Resting in Obscurity

Apparently during the last move or three my turntable got smashed to hell. It still more or less works, but wow! The cover's cracked, the dust guard thing on the stylus is broken. I don't even know where to buy a new one. I'm sure that, being the Land of a Million DJs, Miami would be choice turntable-hunting area.
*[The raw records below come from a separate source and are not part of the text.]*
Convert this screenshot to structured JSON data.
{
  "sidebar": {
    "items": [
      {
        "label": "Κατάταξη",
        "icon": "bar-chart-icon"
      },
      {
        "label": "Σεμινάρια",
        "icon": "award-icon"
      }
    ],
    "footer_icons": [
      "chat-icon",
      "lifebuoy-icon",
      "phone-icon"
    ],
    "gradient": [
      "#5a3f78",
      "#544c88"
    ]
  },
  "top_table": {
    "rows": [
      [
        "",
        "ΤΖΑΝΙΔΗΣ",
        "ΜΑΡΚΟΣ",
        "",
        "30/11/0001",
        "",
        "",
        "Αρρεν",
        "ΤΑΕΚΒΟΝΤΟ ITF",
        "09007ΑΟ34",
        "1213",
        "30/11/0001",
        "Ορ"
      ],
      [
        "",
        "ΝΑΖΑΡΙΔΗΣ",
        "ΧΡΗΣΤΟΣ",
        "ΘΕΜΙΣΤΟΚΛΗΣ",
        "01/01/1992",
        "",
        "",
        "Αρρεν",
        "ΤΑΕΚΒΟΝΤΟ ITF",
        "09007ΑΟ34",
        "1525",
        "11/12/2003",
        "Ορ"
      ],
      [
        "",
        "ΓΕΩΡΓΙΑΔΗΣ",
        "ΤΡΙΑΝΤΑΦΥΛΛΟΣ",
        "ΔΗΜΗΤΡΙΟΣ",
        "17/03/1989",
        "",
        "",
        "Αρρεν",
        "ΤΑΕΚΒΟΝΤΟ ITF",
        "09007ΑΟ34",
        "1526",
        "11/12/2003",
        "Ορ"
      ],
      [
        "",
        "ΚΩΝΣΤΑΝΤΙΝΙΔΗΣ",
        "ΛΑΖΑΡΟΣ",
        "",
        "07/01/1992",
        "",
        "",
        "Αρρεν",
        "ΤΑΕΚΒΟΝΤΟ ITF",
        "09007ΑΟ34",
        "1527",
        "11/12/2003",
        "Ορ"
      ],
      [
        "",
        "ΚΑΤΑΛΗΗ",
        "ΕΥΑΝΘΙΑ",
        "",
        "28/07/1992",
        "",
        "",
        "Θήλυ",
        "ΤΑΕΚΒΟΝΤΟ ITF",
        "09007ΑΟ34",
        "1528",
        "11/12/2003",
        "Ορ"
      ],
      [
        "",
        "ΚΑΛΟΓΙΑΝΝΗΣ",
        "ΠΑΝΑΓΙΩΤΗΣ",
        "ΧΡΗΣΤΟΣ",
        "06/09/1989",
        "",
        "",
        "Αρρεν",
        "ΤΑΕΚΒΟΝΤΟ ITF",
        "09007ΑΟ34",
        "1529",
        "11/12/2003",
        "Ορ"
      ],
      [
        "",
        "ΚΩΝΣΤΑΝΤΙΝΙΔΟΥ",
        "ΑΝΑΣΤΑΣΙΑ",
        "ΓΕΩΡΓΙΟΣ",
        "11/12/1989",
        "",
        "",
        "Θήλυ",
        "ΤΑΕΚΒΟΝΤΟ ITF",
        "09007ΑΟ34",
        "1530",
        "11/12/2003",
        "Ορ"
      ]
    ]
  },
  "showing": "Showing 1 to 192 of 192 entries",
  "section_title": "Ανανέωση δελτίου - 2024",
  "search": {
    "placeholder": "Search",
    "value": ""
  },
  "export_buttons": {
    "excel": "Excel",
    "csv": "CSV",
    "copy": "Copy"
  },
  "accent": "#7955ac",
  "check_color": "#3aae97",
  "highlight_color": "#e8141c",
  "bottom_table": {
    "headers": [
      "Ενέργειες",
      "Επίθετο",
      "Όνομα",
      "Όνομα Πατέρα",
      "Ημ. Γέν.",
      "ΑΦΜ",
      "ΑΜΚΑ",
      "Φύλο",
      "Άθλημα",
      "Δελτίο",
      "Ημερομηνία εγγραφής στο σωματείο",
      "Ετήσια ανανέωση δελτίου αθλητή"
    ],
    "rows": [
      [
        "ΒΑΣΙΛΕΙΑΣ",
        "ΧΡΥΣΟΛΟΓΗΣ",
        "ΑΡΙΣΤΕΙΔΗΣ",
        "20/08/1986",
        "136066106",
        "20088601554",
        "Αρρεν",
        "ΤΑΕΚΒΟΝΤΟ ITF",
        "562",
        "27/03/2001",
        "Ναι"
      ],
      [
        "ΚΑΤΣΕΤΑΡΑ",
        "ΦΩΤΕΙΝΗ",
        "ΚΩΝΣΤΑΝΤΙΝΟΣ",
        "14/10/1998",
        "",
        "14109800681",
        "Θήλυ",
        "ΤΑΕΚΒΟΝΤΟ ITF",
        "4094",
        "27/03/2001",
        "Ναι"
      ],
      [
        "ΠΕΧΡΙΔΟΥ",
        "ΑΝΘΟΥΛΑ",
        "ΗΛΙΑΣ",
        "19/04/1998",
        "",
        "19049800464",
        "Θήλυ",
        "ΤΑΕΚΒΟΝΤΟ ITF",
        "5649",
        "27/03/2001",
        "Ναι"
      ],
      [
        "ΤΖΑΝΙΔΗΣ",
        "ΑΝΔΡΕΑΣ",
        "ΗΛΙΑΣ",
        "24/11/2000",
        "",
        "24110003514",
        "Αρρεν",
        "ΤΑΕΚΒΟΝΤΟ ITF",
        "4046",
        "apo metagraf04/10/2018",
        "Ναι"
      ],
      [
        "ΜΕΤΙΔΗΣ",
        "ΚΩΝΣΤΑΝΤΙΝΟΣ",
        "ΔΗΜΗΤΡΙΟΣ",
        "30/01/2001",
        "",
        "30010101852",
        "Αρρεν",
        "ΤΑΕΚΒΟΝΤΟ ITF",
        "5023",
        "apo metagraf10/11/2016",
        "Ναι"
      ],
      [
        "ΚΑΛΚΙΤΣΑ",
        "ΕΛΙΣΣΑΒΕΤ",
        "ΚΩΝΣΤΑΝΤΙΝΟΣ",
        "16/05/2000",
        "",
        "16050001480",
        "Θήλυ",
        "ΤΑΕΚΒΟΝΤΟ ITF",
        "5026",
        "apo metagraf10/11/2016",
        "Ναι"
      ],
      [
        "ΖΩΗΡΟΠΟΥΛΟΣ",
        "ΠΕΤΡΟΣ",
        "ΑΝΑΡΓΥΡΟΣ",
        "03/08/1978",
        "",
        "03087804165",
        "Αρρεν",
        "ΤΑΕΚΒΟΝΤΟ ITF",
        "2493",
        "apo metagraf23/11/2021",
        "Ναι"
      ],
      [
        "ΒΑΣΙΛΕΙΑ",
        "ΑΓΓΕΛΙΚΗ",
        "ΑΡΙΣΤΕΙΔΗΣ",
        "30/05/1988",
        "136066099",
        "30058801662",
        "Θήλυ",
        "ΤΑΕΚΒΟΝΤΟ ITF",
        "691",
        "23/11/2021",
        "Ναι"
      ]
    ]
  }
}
So, I've got a couple obscure tunes today, which is exactly what I wanted to do when I started this blog. The first is a cover of Your Cheating Heart, by Baby Buddha, from the band's 1981 album Music for Teenage Sex (Posh Boy Records). Baby Buddha, best as I can find, was a one-off project involving David Javelosa (aka David Microwave) of the San Francisco band Los Microwaves. A brief note on the Trouser Press website says about this disk, "Although portions are both funny and fun, too much of it is merely an overly weird in-joke."
Your Cheating Heart

The next obscure gem comes from The Rotters. I have no idea where or why I picked up this single (that's right, it's on an actual 45) but I've had it since I was in high school. The Rotters have a detailed band history on their website, so if you're interested, you can go there, rather than me recounting their long sordid story here. This song is the band's most notorius, and probably the only thing they're known for. "It had been written in about ten minutes as one of the worst songs possible while at the same time taking a stab at the big bucks rock world we hated so much," writes band leader Phester Swollen.
On a more personal note, I like to remember the Stevie Nicks of this song as the beautiful, Tusk-era Stevie, and not the weird witchy-woman of more recent years.